Black and White Ball Style Guide: What to Wear

Jennifer Hood, Contributing Writer

Cigarettes, lace, fur and ferocity. This is your last-minute guide to nail that perfect outfit for Haraya’s Black and White Ball while staying true to this year’s theme: “The Haraya Playhouse: Welcome to the Harlem Renaissance.”

First, consider history. The Harlem Renaissance was an era of artistic and social advancements within the black community. It was a time in which black excellence was first recognized for its intellectual contributions to society.

“I think the theme pays tribute to the people before us,” said Dionté Williams, Haraya’s vice president of activities.“They brought us here, and today it feels like we mirror that. We are in our own Renaissance. We are really still fighting for change.”

In an effort to reflect these advancements, changes have been made to the ball. Traditionally, the Black and White Ball has had a strict dress code: Black or white. With this year’s theme paying tribute to the black excellence of the 1920s, the dress code has been altered to any color, any accessory — as long as attendees dress accordingly.

“Go for the twenties or vintage [look],” said Williams between mascara-riddled blinks. “Know the era that you’re embodying, and don’t show up not in theme.”

With time running out, it may be too late to go for that all-out outfit; however, there are a few things you absolutely need to consider if you really want to make a statement.

Normally, women would be thinking of a flapper-like outfit. Sequins, lace and details. More is more when it comes to your dress. The intricate details are a must-have. This is the time to ditch the flats and pull out the heels. Sacrifice yourself and get the blisters — this night of absolute glam would not be complete without accessories.

“Gloves, headbands… and fur,” said Phoenix Totesau-Johnson, a Haraya member who helped put on “Finesse Your Fit,” a program co-hosted by Redhouse, St. John’s fashion organization. The program discussed the “do’s and don’ts” of outfits for the Ball.

According to “Finesse Your Fit,” it has to be one or the other. A simple dress with all-out accessories or an over-the-top dress with sleek accessories; however, because of the March 2 deadline, it might be more realistic for women to go a different route. If you choose not to wear the flapper-esque dress and want to go for the more cost-effective option, feel free to pull that a-line, black dress from your closet and dress it up with the accessories. This look may be more time-friendly, with the Ball less than a week away.

The plain black dress is a totally acceptable option, but to keep to theme, you will have to really step up the accessories.

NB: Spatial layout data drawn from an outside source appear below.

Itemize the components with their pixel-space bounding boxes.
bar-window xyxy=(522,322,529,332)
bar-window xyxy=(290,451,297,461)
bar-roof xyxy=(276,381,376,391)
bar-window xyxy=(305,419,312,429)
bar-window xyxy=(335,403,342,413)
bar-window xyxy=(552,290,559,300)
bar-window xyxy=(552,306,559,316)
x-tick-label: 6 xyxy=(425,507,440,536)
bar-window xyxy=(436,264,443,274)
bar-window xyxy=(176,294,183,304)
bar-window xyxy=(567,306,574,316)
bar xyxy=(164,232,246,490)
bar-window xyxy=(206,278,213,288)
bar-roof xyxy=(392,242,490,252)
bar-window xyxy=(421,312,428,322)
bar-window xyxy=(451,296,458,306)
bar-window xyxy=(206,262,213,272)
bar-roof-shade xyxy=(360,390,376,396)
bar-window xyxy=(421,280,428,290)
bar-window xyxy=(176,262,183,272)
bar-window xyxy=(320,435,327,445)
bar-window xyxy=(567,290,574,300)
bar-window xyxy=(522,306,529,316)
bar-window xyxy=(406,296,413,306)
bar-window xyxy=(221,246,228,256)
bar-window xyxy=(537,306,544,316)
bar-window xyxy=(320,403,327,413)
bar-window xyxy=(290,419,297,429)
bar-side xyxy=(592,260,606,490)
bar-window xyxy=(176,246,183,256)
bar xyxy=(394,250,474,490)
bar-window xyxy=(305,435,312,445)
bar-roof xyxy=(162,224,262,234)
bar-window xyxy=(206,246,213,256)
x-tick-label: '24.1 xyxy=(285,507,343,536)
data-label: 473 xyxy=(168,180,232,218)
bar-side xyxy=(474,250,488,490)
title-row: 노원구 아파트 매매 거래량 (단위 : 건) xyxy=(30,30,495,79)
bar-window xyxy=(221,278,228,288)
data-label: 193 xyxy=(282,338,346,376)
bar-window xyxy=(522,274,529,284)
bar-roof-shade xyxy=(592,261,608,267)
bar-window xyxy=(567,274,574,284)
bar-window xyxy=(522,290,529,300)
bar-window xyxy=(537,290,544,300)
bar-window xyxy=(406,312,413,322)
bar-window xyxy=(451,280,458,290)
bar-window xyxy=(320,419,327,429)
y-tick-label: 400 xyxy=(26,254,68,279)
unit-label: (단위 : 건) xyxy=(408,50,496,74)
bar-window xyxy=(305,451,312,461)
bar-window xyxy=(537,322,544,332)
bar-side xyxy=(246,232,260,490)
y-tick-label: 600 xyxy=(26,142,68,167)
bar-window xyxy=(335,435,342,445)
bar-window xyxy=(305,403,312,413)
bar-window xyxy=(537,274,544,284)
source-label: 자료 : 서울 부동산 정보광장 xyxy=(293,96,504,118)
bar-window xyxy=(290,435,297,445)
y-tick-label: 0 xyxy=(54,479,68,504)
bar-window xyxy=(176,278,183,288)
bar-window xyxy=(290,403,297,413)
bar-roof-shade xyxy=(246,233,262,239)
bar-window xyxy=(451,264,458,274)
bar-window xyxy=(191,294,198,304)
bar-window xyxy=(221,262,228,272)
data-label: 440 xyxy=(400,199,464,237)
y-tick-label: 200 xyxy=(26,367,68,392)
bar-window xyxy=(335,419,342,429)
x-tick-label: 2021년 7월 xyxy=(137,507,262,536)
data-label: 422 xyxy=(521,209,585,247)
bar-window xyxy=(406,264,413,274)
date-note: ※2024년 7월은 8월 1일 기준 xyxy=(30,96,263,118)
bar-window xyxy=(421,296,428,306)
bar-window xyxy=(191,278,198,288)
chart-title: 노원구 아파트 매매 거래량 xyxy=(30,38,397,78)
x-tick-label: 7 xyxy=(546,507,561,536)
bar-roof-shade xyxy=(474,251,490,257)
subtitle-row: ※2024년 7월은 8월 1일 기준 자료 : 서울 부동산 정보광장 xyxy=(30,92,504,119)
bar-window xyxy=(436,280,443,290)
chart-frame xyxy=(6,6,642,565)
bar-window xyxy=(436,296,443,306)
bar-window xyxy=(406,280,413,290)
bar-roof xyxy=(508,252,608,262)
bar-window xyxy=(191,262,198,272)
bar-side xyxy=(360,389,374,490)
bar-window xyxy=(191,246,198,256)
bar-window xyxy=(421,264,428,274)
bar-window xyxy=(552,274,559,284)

“A long pearl necklace, feathers, furs, headbands or red lipstick is a good way to go,” said Raven Jackson, a senior Haraya member.

Men. We haven’t forgot about you and you’re in luck.

Tuxedos and suits are timeless. With little changes in men’s fashion over the decades, you don’t have much to worry about. To really stick with the trends of the 1920s, you could go with a slightly oversized suit, a vest or even a suit with stripes. Otherwise, a normal suit is fine, as long as you add details.

“Men are really going to have to rely on the accessories,” said Williams.“The hats, the canes, the handkerchiefs are really what’s going to help bring your look to the 20s.”

So, you have the ideas, but where can you find these hidden gems that are really going to take your outfit to the next level without sacrificing too much of your Saturday night funds? Amazon has a number of flapper costumes, but if you’re hoping to create your own, personal look, you will have to go elsewhere.

“Local thrift stores, ASOS, H&M, Forever21, vintage sites and D.I.Y.s are places where you can definitely find pieces,” said Totesau-Johnson. “You can even go to Party City and get accessories in bulk with your friends.”

Ultimately, it doesn’t matter where you get it, or whether you choose to wear a costume or your own personally curated look. What matters most is how you wear it.

“The clothes cannot wear you. You have to wear the clothes,” said Williams. “You have to wear the clothes. You have to wear the fabrics. You have to wear the jewelry. You have to wear all of that. Then you have to have the confidence and commit to the look. That’s the real 1920s.”